El conflicto civil en Myanmar está fuertemente influenciado por armamento y tácticas rusas. El régimen militar utiliza aviones rusos y oleadas de conscriptos, replicando los ataques de infantería masiva famosos en Ucrania, sacrificando tropas a cambio de terreno. Esta estrategia prioriza el uso abrumador de la fuerza a costa de muchas bajas.
Myanmar ha recibido por años suministros de defensa y cooperación de Rusia, incluyendo cazas Sukhoi y helicópteros de ataque fundamentales para dominar el aire. Las tácticas de conscripción ahora son semejantes a las operaciones de desgaste violento empleadas en Ucrania para romper a las fuerzas étnicas rebeldes.

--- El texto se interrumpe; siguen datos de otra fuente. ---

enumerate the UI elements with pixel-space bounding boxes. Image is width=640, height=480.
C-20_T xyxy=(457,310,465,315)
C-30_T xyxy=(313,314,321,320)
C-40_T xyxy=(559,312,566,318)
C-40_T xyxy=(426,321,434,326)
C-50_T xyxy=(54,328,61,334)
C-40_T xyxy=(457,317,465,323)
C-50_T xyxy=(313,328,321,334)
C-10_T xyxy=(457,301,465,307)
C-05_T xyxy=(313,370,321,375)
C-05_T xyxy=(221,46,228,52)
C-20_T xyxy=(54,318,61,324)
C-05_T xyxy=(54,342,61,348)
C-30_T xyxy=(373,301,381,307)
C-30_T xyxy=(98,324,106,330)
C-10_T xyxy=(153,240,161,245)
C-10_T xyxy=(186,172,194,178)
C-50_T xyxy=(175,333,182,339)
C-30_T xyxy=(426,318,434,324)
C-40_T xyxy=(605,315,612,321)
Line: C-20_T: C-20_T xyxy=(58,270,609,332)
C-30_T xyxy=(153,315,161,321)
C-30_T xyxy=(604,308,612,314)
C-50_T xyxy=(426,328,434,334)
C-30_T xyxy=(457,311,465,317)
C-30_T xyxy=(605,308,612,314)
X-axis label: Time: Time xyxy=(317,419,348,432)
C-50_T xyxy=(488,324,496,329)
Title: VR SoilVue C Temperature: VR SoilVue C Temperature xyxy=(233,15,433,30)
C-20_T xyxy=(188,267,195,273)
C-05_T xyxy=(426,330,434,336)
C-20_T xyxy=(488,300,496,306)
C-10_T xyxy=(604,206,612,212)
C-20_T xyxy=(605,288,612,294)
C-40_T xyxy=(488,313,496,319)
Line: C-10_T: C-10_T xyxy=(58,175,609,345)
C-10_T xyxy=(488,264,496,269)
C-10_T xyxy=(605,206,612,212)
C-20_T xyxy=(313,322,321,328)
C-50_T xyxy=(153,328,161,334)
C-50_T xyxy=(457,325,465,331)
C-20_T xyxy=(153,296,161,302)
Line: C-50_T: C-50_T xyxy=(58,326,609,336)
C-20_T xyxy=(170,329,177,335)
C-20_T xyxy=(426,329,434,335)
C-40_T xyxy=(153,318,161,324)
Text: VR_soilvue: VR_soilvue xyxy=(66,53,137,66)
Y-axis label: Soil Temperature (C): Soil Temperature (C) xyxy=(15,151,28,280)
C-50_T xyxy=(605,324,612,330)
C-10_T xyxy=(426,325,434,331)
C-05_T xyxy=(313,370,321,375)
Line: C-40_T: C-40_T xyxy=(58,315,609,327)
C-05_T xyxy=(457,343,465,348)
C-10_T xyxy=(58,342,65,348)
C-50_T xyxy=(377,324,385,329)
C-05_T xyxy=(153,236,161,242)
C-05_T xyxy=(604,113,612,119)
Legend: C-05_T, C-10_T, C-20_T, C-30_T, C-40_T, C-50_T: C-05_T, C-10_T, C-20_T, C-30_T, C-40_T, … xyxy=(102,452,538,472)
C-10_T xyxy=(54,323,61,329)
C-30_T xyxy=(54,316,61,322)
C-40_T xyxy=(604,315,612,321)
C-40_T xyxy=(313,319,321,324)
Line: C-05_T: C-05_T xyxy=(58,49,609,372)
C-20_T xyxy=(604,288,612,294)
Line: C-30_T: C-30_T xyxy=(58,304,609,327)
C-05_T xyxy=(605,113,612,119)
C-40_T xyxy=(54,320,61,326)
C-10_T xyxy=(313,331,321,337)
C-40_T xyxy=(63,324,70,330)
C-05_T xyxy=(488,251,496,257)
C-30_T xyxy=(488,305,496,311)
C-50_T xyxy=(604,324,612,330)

En términos estratégicos, la influencia de Moscú fortalece al régimen pero agrava la inestabilidad regional en Asia. El despliegue de métodos militares rusos fuera de Europa subraya una difusión global de tácticas de combate con graves consecuencias humanitarias.
El suministro ruso de cazas Su-30 y helicópteros Mi-35 permite ataques aéreos decisivos, complementados con grandes concentraciones de tropas que libran guerras de desgaste. El soporte logístico ruso es clave para la operatividad, consolidando un vínculo directo entre Myanmar y Moscú.
De cara al futuro, la intensificación de ofensivas al estilo ruso pronostica una guerra prolongada con grandes pérdidas civiles y agravamiento de tensiones étnicas. Esta extensión del poder militar ruso incrementa los riesgos para la seguridad regional y la crisis humanitaria global.